C- L’Imâm est l’observateur de tous les évènements du monde et de tous les comportements humains.
D’après la doctrine (62) de l’unité de l’être (wahdat al-wujûd) et de sa réalité modulée selon différents degrés, comme on l’a vu, l’Imâm jouit du plus haut degré d’intensité de l’être. Pour cette raison, il se trouve au sommet de la hiérarchie ontologique. Il en résulte :
•    Une souveraineté universelle de l’Imâm sur le monde des possibles.
•    Une maîtrise et un contrôle du cours des évènements, et principalement des comportements humains face à ces évènements. Ceci est conforme à ce que disent les traditions, à savoir que toutes les actions des hommes sont présentées au Prophète (s) et aux Imâms (as).

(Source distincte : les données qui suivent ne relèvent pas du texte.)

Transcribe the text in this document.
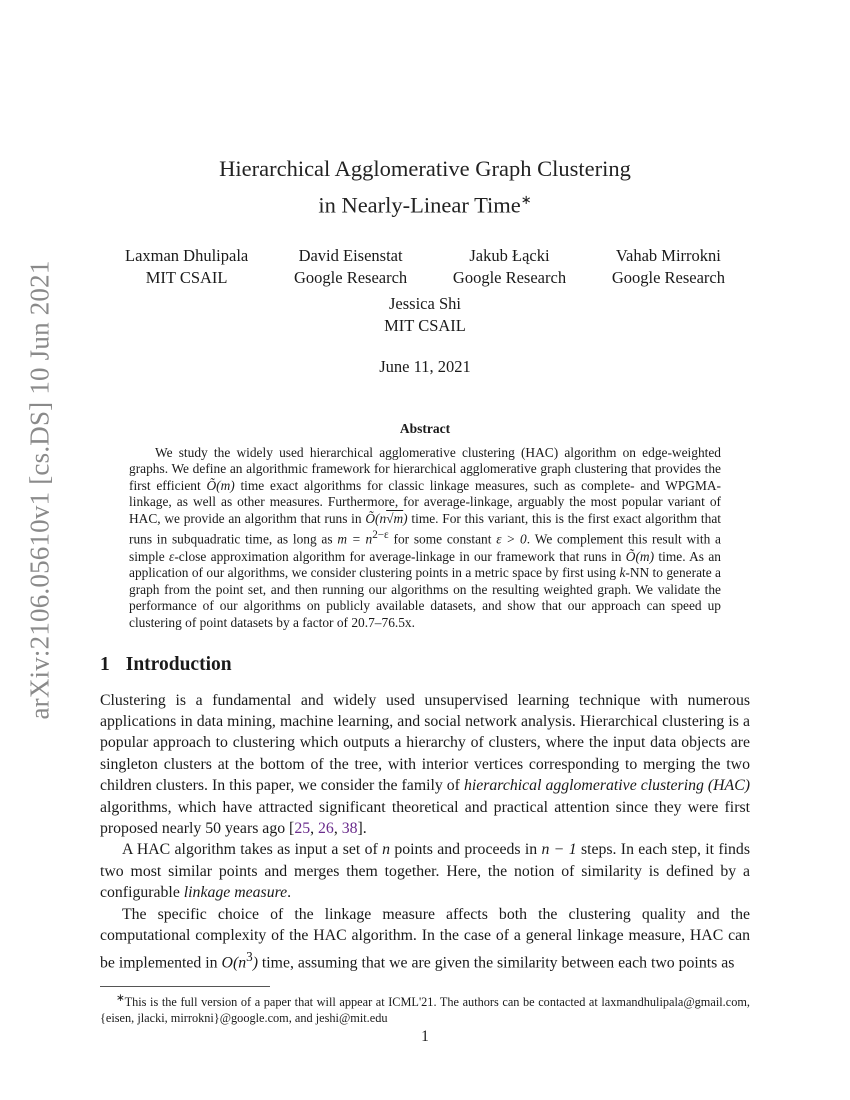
arXiv:2106.05610v1 [cs.DS] 10 Jun 2021
Hierarchical Agglomerative Graph Clustering
in Nearly-Linear Time∗
Laxman Dhulipala
MIT CSAIL
David Eisenstat
Google Research
Jakub Łącki
Google Research
Vahab Mirrokni
Google Research
Jessica Shi
MIT CSAIL
June 11, 2021
Abstract
We study the widely used hierarchical agglomerative clustering (HAC) algorithm on edge-weighted graphs. We define an algorithmic framework for hierarchical agglomerative graph clustering that provides the first efficient Õ(m) time exact algorithms for classic linkage measures, such as complete- and WPGMA-linkage, as well as other measures. Furthermore, for average-linkage, arguably the most popular variant of HAC, we provide an algorithm that runs in Õ(n√m) time. For this variant, this is the first exact algorithm that runs in subquadratic time, as long as $m = n^{2-\varepsilon}$ for some constant ε > 0. We complement this result with a simple ε-close approximation algorithm for average-linkage in our framework that runs in Õ(m) time. As an application of our algorithms, we consider clustering points in a metric space by first using k-NN to generate a graph from the point set, and then running our algorithms on the resulting weighted graph. We validate the performance of our algorithms on publicly available datasets, and show that our approach can speed up clustering of point datasets by a factor of 20.7–76.5x.
1 Introduction

Clustering is a fundamental and widely used unsupervised learning technique with numerous applications in data mining, machine learning, and social network analysis. Hierarchical clustering is a popular approach to clustering which outputs a hierarchy of clusters, where the input data objects are singleton clusters at the bottom of the tree, with interior vertices corresponding to merging the two children clusters. In this paper, we consider the family of hierarchical agglomerative clustering (HAC) algorithms, which have attracted significant theoretical and practical attention since they were first proposed nearly 50 years ago [25, 26, 38].

A HAC algorithm takes as input a set of n points and proceeds in n − 1 steps. In each step, it finds two most similar points and merges them together. Here, the notion of similarity is defined by a configurable linkage measure.

The specific choice of the linkage measure affects both the clustering quality and the computational complexity of the HAC algorithm. In the case of a general linkage measure, HAC can be implemented in $O(n^3)$ time, assuming that we are given the similarity between each two points as

∗This is the full version of a paper that will appear at ICML'21. The authors can be contacted at laxmandhulipala@gmail.com, {eisen, jlacki, mirrokni}@google.com, and jeshi@mit.edu
1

Explication et élucidation philosophique des qualités des Imâms (as)
D. L’Imâm est impeccable et possède le plus haut degré de la vertu et de la foi :
Les Imâms bénéficient largement de leur degré d’être extrêmement intense, et en particulier, ils sont préservés de l’erreur et du péché. Car l’erreur et le péché sont causés par l’ignorance et l’imperfection, or l’Imâm est tenu à l’écart de toute confusion et de tout péché. Comment un homme qui n’est pas un ignorant et ne souffre d’aucun défaut et d’aucune faiblesse, pourrait-il tomber dans l’erreur et le doute ? D’autre part, le facteur le plus important de l’aberration chez l’homme réside dans la passion, la colère, la luxure ; or nous avons vu que les degrés supérieurs ne sont pas sous l’emprise des degrés inférieurs et échappent totalement à leur influence. Il s’ensuit que l’Imâm qui est au sommet de la pyramide de l’être ne sera jamais tenté d’accorder le moindre intérêt à la renommée, aux biens, aux richesses et aux ornements de ce monde. C’est exactement pour cette raison que le Noble Prophète de l’islam (s) ne prêtait aucune attention au monde. Parce que ces hommes saints sont à la recherche d’un Bien-aimé que ni la terre ni le ciel ne peuvent contenir. En comparaison avec la Présence divine, ce monde-ci et le monde de l’Au-delà n’ont même pas la valeur d’un grain d’orge.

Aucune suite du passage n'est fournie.